Aurelio Picca, Linus 6/2016, 9 giugno 2016
VALENTINO STA RIDENDO DA GATTO
[Valentino Zeichen]
Ero ragazzo e lui, Valentino, leggeva i suoi versi d’Avanguardia, da anti-Avanguardia, con quella voce appuntita sulle lettere e sillabe. Quella voce, non da lettore integerrimo, ma molto Valentinois: costrutta, cioè, di adolescenza, attoralità, ironia e un lieve disprezzo. Si era presso l’Università La Sapienza di Roma. I poeti Luzi, Erba, Caproni, eccetera, facevano banchetto in giacche fresco di lana mentre il fiumano ne indossava una di velluto a righe color marron glacé. Gli conferiva l’aspetto del campagnolo e di un particolare nordico sceso in città. Sempre io ragazzo, il Valentino lo si vedeva tra la polvere delle strade in estate con i sandali ai piedi, un paio di pantaloni bluastri da spazzino trattenuti non da una cinta di cuoio bensì da uno spago e una camicia bianca mal stirata. Portava anche una busta di plastica in mano, forse dentro non c’era nulla.

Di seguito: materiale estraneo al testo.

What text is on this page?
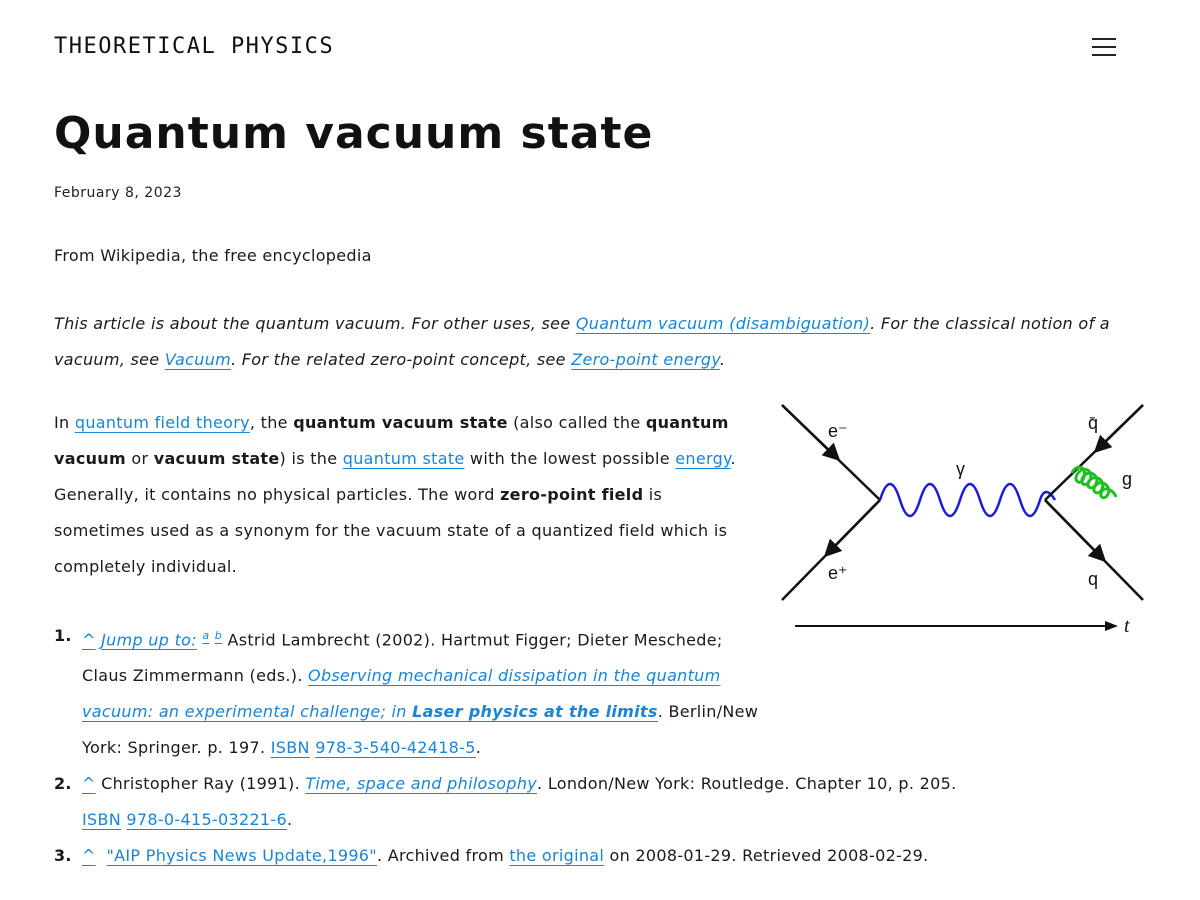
THEORETICAL PHYSICS
Quantum vacuum state
February 8, 2023
From Wikipedia, the free encyclopedia
This article is about the quantum vacuum. For other uses, see Quantum vacuum (disambiguation). For the classical notion of a vacuum, see Vacuum. For the related zero-point concept, see Zero-point energy.
In quantum field theory, the quantum vacuum state (also called the quantum vacuum or vacuum state) is the quantum state with the lowest possible energy. Generally, it contains no physical particles. The word zero-point field is sometimes used as a synonym for the vacuum state of a quantized field which is completely individual.
e⁻
e⁺
γ
q̄
q
g
t
1. ^ Jump up to: $^a$ $^b$ Astrid Lambrecht (2002). Hartmut Figger; Dieter Meschede; Claus Zimmermann (eds.). Observing mechanical dissipation in the quantum vacuum: an experimental challenge; in Laser physics at the limits. Berlin/New York: Springer. p. 197. ISBN 978-3-540-42418-5.
2. ^ Christopher Ray (1991). Time, space and philosophy. London/New York: Routledge. Chapter 10, p. 205.
ISBN 978-0-415-03221-6.
3. ^ "AIP Physics News Update,1996". Archived from the original on 2008-01-29. Retrieved 2008-02-29.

In seguito diventammo amici. Ci siamo sempre sfidati a duello. Ovviamente andai a trovarlo nella sua baracca. Leggevamo Ciro di Pers. La baracca che ho sempre creduto fosse come la casetta della Madonna che dall’Est giunge a Loreto, nelle Marche. La baracca di Valentino Zeichen è un luogo dell’anima. È una porzione di Patria che si è portato a Roma da Fiume. Essa è l’urlo di una battaglia non combattuta. È la malinconia e il rimpianto di un’infanzia remota eppure ardente in petto, così tanto da prenderla a calci per non venirne arso vivo.
Da ultimo ci siamo sfidati sugli spermatozoi. In pubblico, alla presentazione del mio Se la fortuna è nostra (romanzo famigliare e patriarcale), mi disse perché non mi ero ancora “riprodotto”. Allora, fresco di analisi biologiche, tirai fuori dalla tasca i dati sui miei spermatozoi “combattivi” e “veloci”. E da quel giorno, per sancire un’amicizia sempre più avvinghiata, incominciai a provocarlo dicendogli: “Guarda, fa’ attenzione! Puoi essere mio padre”.

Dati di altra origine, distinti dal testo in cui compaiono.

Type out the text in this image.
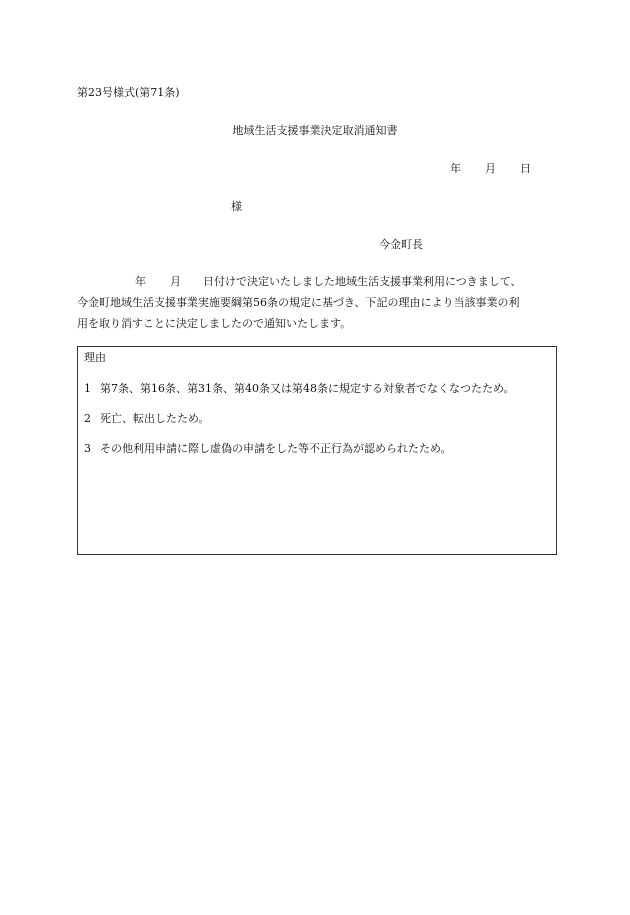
第23号様式(第71条)
地域生活支援事業決定取消通知書
年 月 日
様
今金町長
年 月 日付けで決定いたしました地域生活支援事業利用につきまして、
今金町地域生活支援事業実施要綱第56条の規定に基づき、下記の理由により当該事業の利
用を取り消すことに決定しましたので通知いたします。
理由
1 第7条、第16条、第31条、第40条又は第48条に規定する対象者でなくなつたため。
2 死亡、転出したため。
3 その他利用申請に際し虚偽の申請をした等不正行為が認められたため。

Un sabato di un mese fa non avevo gas per raggiungere un amico che festeggiava il suo compleanno. C’era anche Valentino. L’amico mi disse: “Se non vieni non sarai perdonato”. Così montai in auto e a centottanta all’ora mi feci la Pontina con Valentino al telefono che rideva e cronometrava il tempo. Non avevamo fatto nessuna scommessa. Ma stavamo scommettendo. La sera è stata superba, non di mangiare e bere, ma per le poesie recitate e per l’abbraccio che ci siamo regalati. L’indomani, invece, vengo a sapere che Zeichen, il Comandante, è stato colto da ictus. Un colpo che gli etruschi addebitavano al nostro staccarci dal Cielo.
Valentino è al San Camillo. Valentino ha la parte destra paralizzata. Valentino non parla. Accanto a Valentino si forma una risacca di amici, confidenti, curiosi che vorrebbero invitarlo a pranzo proprio adesso che il cibo e l’acqua e il vino gli sono proibiti. Ma Valentino non muore. Resiste. Non muore. Al momento è accanto al Sacrario delle Fosse Ardeatine. Un luogo dell’anima che ricorda la sua vita di istriano esule. Combatte, però. Non è stato fucilato. E il suo contatto con il Cielo (per dirla con il più nobile dei popoli italici) ha ripreso a funzionare. Intanto gli è stato conferito il vitalizio della legge “Bacchelli”. Allora Viva lo Stato Ladro! Abbasso lo Stato Ladro! Sono sicuro che detta così il Valentinois sta ridendo da gatto.